Logo, esse médico maculado em sua reputação almeja recuperar sua credibilidade diante de um júri formado pelo público, e se submete a um veredito. Em “UM JULGAMENTO”, ele tratava de doentes numa Estação Balneária no interior do país. Flagrou contaminação nas reservas hídricas locais e denunciou o corrido. Foi tachado de charlatão e de irresponsável por isso. 

Ao lado de sua filha, Petra Stockmann (vivida por Julia Bernat, parceira recorrente de Jatahy), ele pede uma retratação pública e uma nova chance de se defender. O espetáculo tem como voz de acusação o irmão do protagonista, Peter Stockmann, vivido por um Danilo Grangheia mefistofélico, de humor cru. Ex-prefeito da cidade, ele é o representante das autoridades locais.

O que se inicia como corte, transforma-se em uma disputa familiar, revelando os conflitos por trás da rivalidade entre os irmãos. Revelam-se ainda traumas de Stockmann, relativos à perda de sua parceira. Revela-se também o machismo imperdoável da sociedade que elegeu Peter. 

Muitos filmes são citados, em especial “Tubarão” (1975), de Steven Spielberg, que empresta suas guelras também a “O Agente Secreto”, onde Wagner (também) está apoteótico. Contudo, o longa-metragem que mais baliza a forma como Jatahy encena não é nomeado. Trata-se do ganhador da Palma de Ouro de 2023: “Anatomia de uma Queda”, de Justine Triet. Nele, “culpado” ou “inocente” são palavras gastas. O uso abusivo as desgastou. 

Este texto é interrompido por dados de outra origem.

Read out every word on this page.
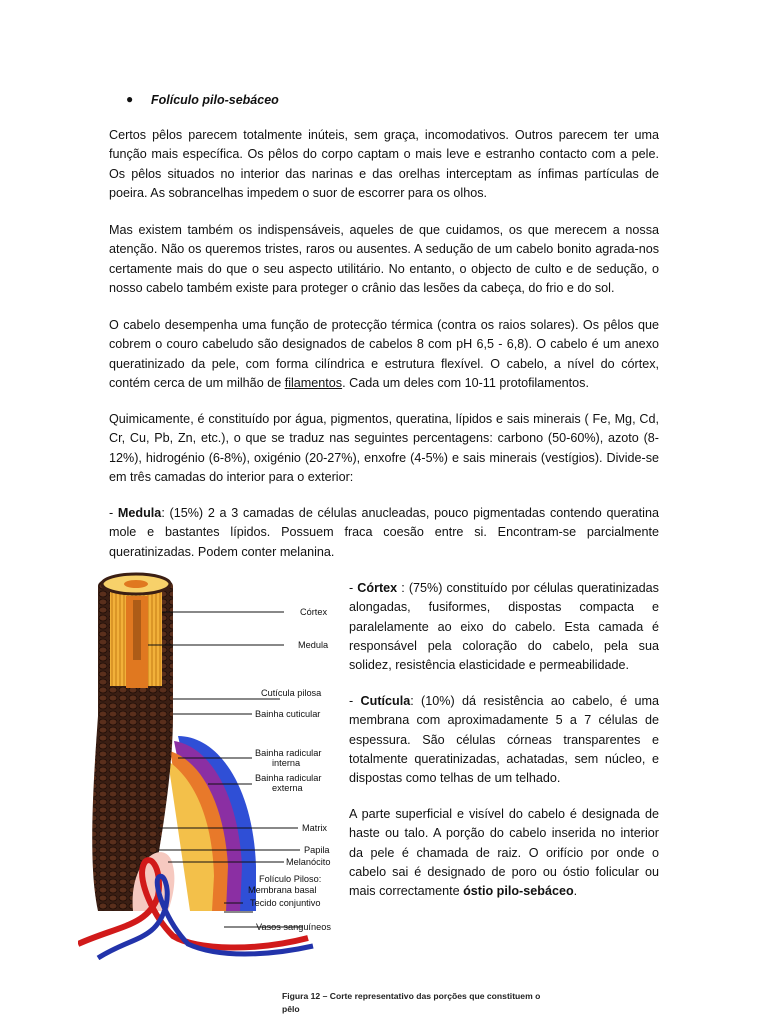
● Folículo pilo-sebáceo
Certos pêlos parecem totalmente inúteis, sem graça, incomodativos. Outros parecem ter uma função mais específica. Os pêlos do corpo captam o mais leve e estranho contacto com a pele. Os pêlos situados no interior das narinas e das orelhas interceptam as ínfimas partículas de poeira. As sobrancelhas impedem o suor de escorrer para os olhos.
Mas existem também os indispensáveis, aqueles de que cuidamos, os que merecem a nossa atenção. Não os queremos tristes, raros ou ausentes. A sedução de um cabelo bonito agrada-nos certamente mais do que o seu aspecto utilitário. No entanto, o objecto de culto e de sedução, o nosso cabelo também existe para proteger o crânio das lesões da cabeça, do frio e do sol.
O cabelo desempenha uma função de protecção térmica (contra os raios solares). Os pêlos que cobrem o couro cabeludo são designados de cabelos 8 com pH 6,5 - 6,8). O cabelo é um anexo queratinizado da pele, com forma cilíndrica e estrutura flexível. O cabelo, a nível do córtex, contém cerca de um milhão de filamentos. Cada um deles com 10-11 protofilamentos.
Quimicamente, é constituído por água, pigmentos, queratina, lípidos e sais minerais ( Fe, Mg, Cd, Cr, Cu, Pb, Zn, etc.), o que se traduz nas seguintes percentagens: carbono (50-60%), azoto (8-12%), hidrogénio (6-8%), oxigénio (20-27%), enxofre (4-5%) e sais minerais (vestígios). Divide-se em três camadas do interior para o exterior:
- Medula: (15%) 2 a 3 camadas de células anucleadas, pouco pigmentadas contendo queratina mole e bastantes lípidos. Possuem fraca coesão entre si. Encontram-se parcialmente queratinizadas. Podem conter melanina.
- Córtex : (75%) constituído por células queratinizadas alongadas, fusiformes, dispostas compacta e paralelamente ao eixo do cabelo. Esta camada é responsável pela coloração do cabelo, pela sua solidez, resistência elasticidade e permeabilidade.
- Cutícula: (10%) dá resistência ao cabelo, é uma membrana com aproximadamente 5 a 7 células de espessura. São células córneas transparentes e totalmente queratinizadas, achatadas, sem núcleo, e dispostas como telhas de um telhado.
A parte superficial e visível do cabelo é designada de haste ou talo. A porção do cabelo inserida no interior da pele é chamada de raiz. O orifício por onde o cabelo sai é designado de poro ou óstio folicular ou mais correctamente óstio pilo-sebáceo.
Córtex
Medula
Cutícula pilosa
Bainha cuticular
Bainha radicular
interna
Bainha radicular
externa
Matrix
Papila
Melanócito
Folículo Piloso:
Membrana basal
Tecido conjuntivo
Vasos sanguíneos
Figura 12 – Corte representativo das porções que constituem o
pêlo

É o que escreveu Jean Baudrillard no seminal livro “A Transparência do Mal”: nada, na prática da vida em sociedade, desaparece pela escassez, mas, sim, pelo excesso. Mentiu-se demais no Brasil de Peter Stockmann. Já seu irmão, o réu, foi excessivamente humano. Essa demasia… essa desmesura… finca seus pés num solo tão milenar quanto o de teatro… o solo da certeza. 

De fato, é certo que “UM JULGAMENTO” é “O” acontecimento teatral de 2025, pela provocação e pela forma. Pela engenharia sonora que faz o Teatro II do CCBB implodir. Pelo modo em que Wagner renova nossa fé nos sagrados poderes da composição teatral.